The daVinci machine, a robot designed to assist surgeons who perform delicate procedures on the heart and prostate, allows doctors to move in small spaces and eliminates the need to make a large incision and crack and cut through the sternum to work on the heart. The problem is that though daVinci is outfitted with a camera arm so that surgeons can see what they are doing, they can't feel what's happening inside a patient's body. If it could replicate to some degree what surgeons would feel if they h ad their hands inside a patient, doctors could move more confidently and comfortably and surgeons new to the daVinci could learn to use it more quickly. Okamura built the Haptics lab from scratch, and the lab gradually has built up the grants it receives from the National Institutes of Health, the National Science Foundation, and DARPA (a Pentagon-based research agency) to about $500,000 a year — enough to stay on the leading edge of medical haptics research. Her lab is also working on a prosthetic arm that can replicate the sense of touch. For more information, visit http://www.haptics.me.jhu.edu/
Mosh Pit Streak Continues
A team of four Johns Hopkins undergraduates stormed to victory in the 2007 Mosh Pit, billed as the "world's coolest business plan competition.” The
winning team, named “Veros”, created a long-term business plan for a modified syringe with a pre-pressurized vein confirmation chamber attached. The syringe would be used during central venous catheterization procedures and can tell the user conclusively if a vein has been punctured correctly, reducing the risks of hitting an artery and streamlining the catheterization process. The Veros team members- Stephen Chen, Jeffrey Choi, Jason Hsu and Stephanie Huang, all sophomore biomedical engineering majors- were awarded a $10,000 first prize and a year of free office space at the Baltimore Development Corp.'s Emerging Technology Center incubator. The competition was established in 2002, and a Johns Hopkins team has won each of the first six years.

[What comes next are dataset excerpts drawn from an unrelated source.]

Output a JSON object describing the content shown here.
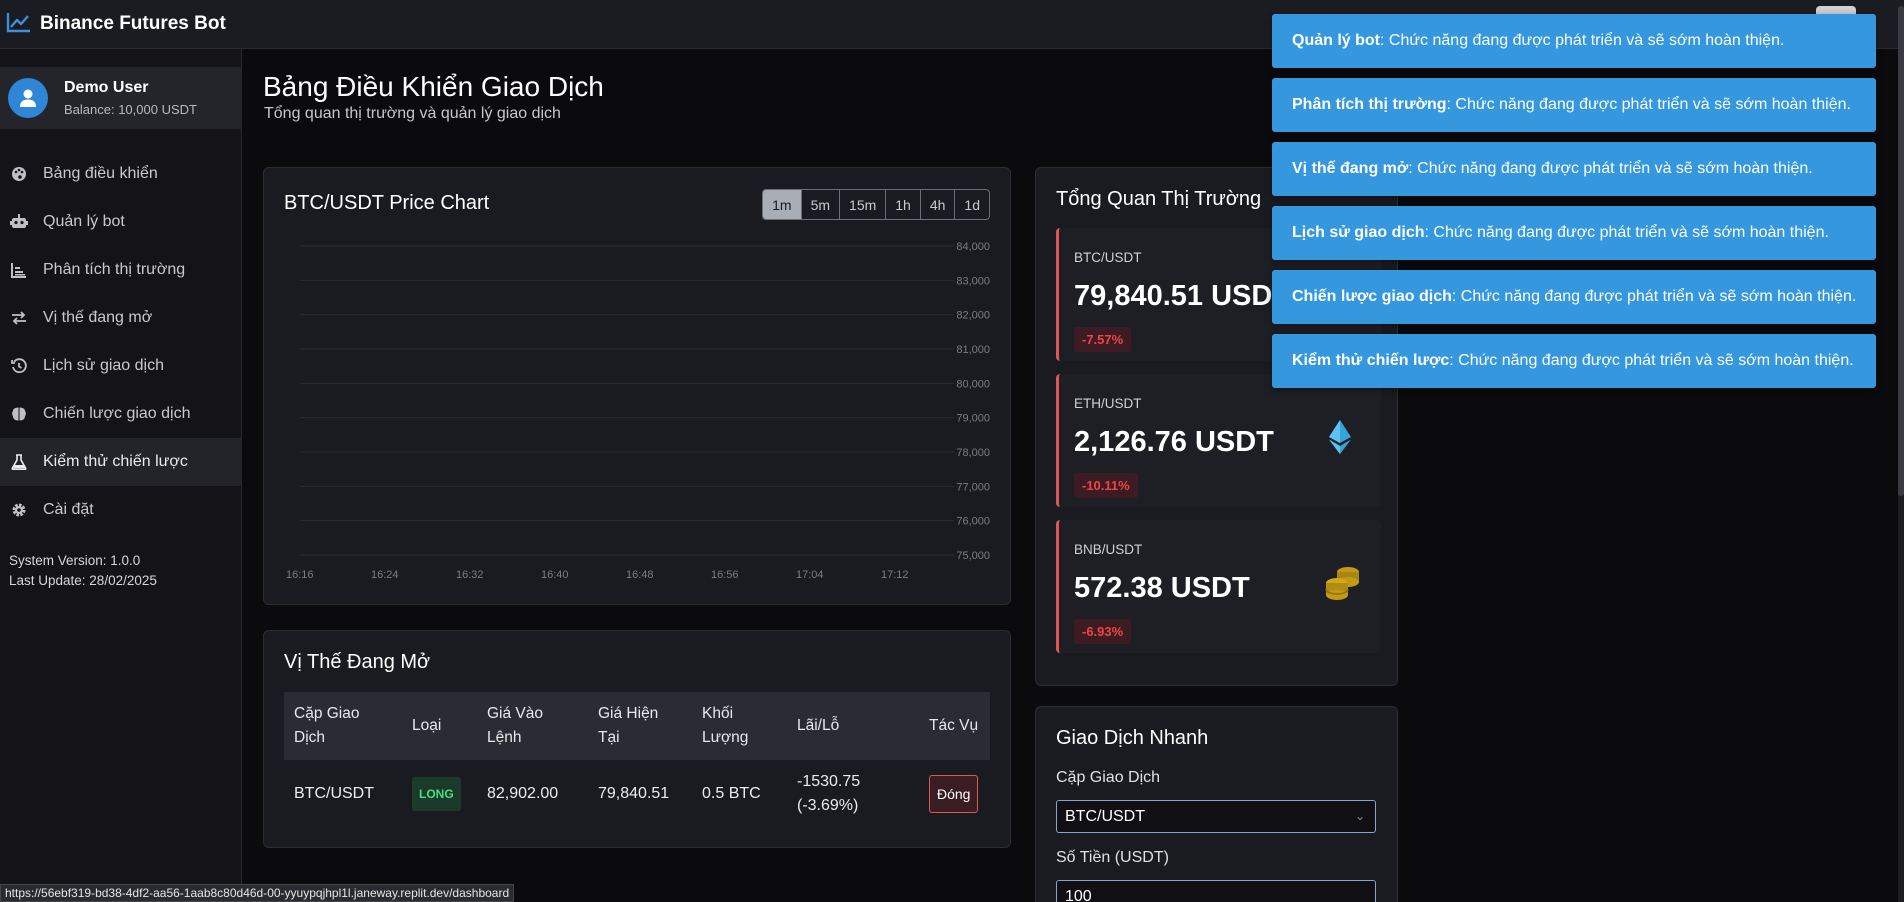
{
  "app": {
    "title": "Binance Futures Bot"
  },
  "user": {
    "name": "Demo User",
    "balance": "Balance: 10,000 USDT"
  },
  "sidebar": {
    "items": [
      {
        "label": "Bảng điều khiển",
        "icon": "palette-icon"
      },
      {
        "label": "Quản lý bot",
        "icon": "robot-icon"
      },
      {
        "label": "Phân tích thị trường",
        "icon": "chart-bar-icon"
      },
      {
        "label": "Vị thế đang mở",
        "icon": "exchange-icon"
      },
      {
        "label": "Lịch sử giao dịch",
        "icon": "history-icon"
      },
      {
        "label": "Chiến lược giao dịch",
        "icon": "brain-icon"
      },
      {
        "label": "Kiểm thử chiến lược",
        "icon": "flask-icon"
      },
      {
        "label": "Cài đặt",
        "icon": "gear-icon"
      }
    ],
    "active_index": 6,
    "system_version": "System Version: 1.0.0",
    "last_update": "Last Update: 28/02/2025"
  },
  "main": {
    "title": "Bảng Điều Khiển Giao Dịch",
    "subtitle": "Tổng quan thị trường và quản lý giao dịch"
  },
  "price_chart": {
    "title": "BTC/USDT Price Chart",
    "timeframes": [
      "1m",
      "5m",
      "15m",
      "1h",
      "4h",
      "1d"
    ],
    "active_timeframe": "1m"
  },
  "chart_data": {
    "type": "line",
    "title": "BTC/USDT Price Chart",
    "x": [
      "16:16",
      "16:24",
      "16:32",
      "16:40",
      "16:48",
      "16:56",
      "17:04",
      "17:12"
    ],
    "y_ticks": [
      "84,000",
      "83,000",
      "82,000",
      "81,000",
      "80,000",
      "79,000",
      "78,000",
      "77,000",
      "76,000",
      "75,000"
    ],
    "ylim": [
      75000,
      84000
    ],
    "series": [],
    "grid": true,
    "xlabel": "",
    "ylabel": ""
  },
  "positions": {
    "title": "Vị Thế Đang Mở",
    "headers": [
      "Cặp Giao Dịch",
      "Loại",
      "Giá Vào Lệnh",
      "Giá Hiện Tại",
      "Khối Lượng",
      "Lãi/Lỗ",
      "Tác Vụ"
    ],
    "rows": [
      {
        "pair": "BTC/USDT",
        "type": "LONG",
        "entry": "82,902.00",
        "current": "79,840.51",
        "volume": "0.5 BTC",
        "pnl": "-1530.75 (-3.69%)",
        "action": "Đóng"
      }
    ]
  },
  "market": {
    "title": "Tổng Quan Thị Trường",
    "items": [
      {
        "symbol": "BTC/USDT",
        "price": "79,840.51 USD",
        "change": "-7.57%",
        "icon": "bitcoin-icon"
      },
      {
        "symbol": "ETH/USDT",
        "price": "2,126.76 USDT",
        "change": "-10.11%",
        "icon": "ethereum-icon"
      },
      {
        "symbol": "BNB/USDT",
        "price": "572.38 USDT",
        "change": "-6.93%",
        "icon": "coins-icon"
      }
    ]
  },
  "quick_trade": {
    "title": "Giao Dịch Nhanh",
    "pair_label": "Cặp Giao Dịch",
    "pair_value": "BTC/USDT",
    "amount_label": "Số Tiền (USDT)",
    "amount_value": "100"
  },
  "toasts": [
    {
      "bold": "Quản lý bot",
      "text": ": Chức năng đang được phát triển và sẽ sớm hoàn thiện."
    },
    {
      "bold": "Phân tích thị trường",
      "text": ": Chức năng đang được phát triển và sẽ sớm hoàn thiện."
    },
    {
      "bold": "Vị thế đang mở",
      "text": ": Chức năng đang được phát triển và sẽ sớm hoàn thiện."
    },
    {
      "bold": "Lịch sử giao dịch",
      "text": ": Chức năng đang được phát triển và sẽ sớm hoàn thiện."
    },
    {
      "bold": "Chiến lược giao dịch",
      "text": ": Chức năng đang được phát triển và sẽ sớm hoàn thiện."
    },
    {
      "bold": "Kiểm thử chiến lược",
      "text": ": Chức năng đang được phát triển và sẽ sớm hoàn thiện."
    }
  ],
  "status_url": "https://56ebf319-bd38-4df2-aa56-1aab8c80d46d-00-yyuypqjhpl1l.janeway.replit.dev/dashboard",
  "colors": {
    "accent": "#3597de",
    "negative": "#ef4444",
    "positive": "#4ade80",
    "background": "#0b0b0e",
    "card": "#1a1b20"
  }
}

Eighteen from JHU to study abroad as Fulbright and DAAD scholars
16 students from the various divisions of Johns Hopkins were awarded Fulbright scholarships, and 2 graduate students will travel to Germany on DAAD scholarships. Johns Hopkins’s
success in the Fulbright scholar program is nationally recognized and this years numbers are consistent with the University’s best years. Dean Bader reports that, “We are this successful, year after year, because we have great students who are internationally minded, entrepreneurial and independent”. The Fulbright Program aims to increase mutual understanding between the people of the United States and other countries through the exchange of people, knowledge and skills. The program awards approximately 1,000 grants annually and currently operates in more than 140 countries. DAAD, which stands for Deutscher Akademischer Austauschdienst (in translation, German Academic Exchange Service), is a publicly funded independent organization of higher education institutions in Germany. John Bader said his academic advising team is already looking forward to the next round of scholarship challenges, in the 2007-2008 academic year.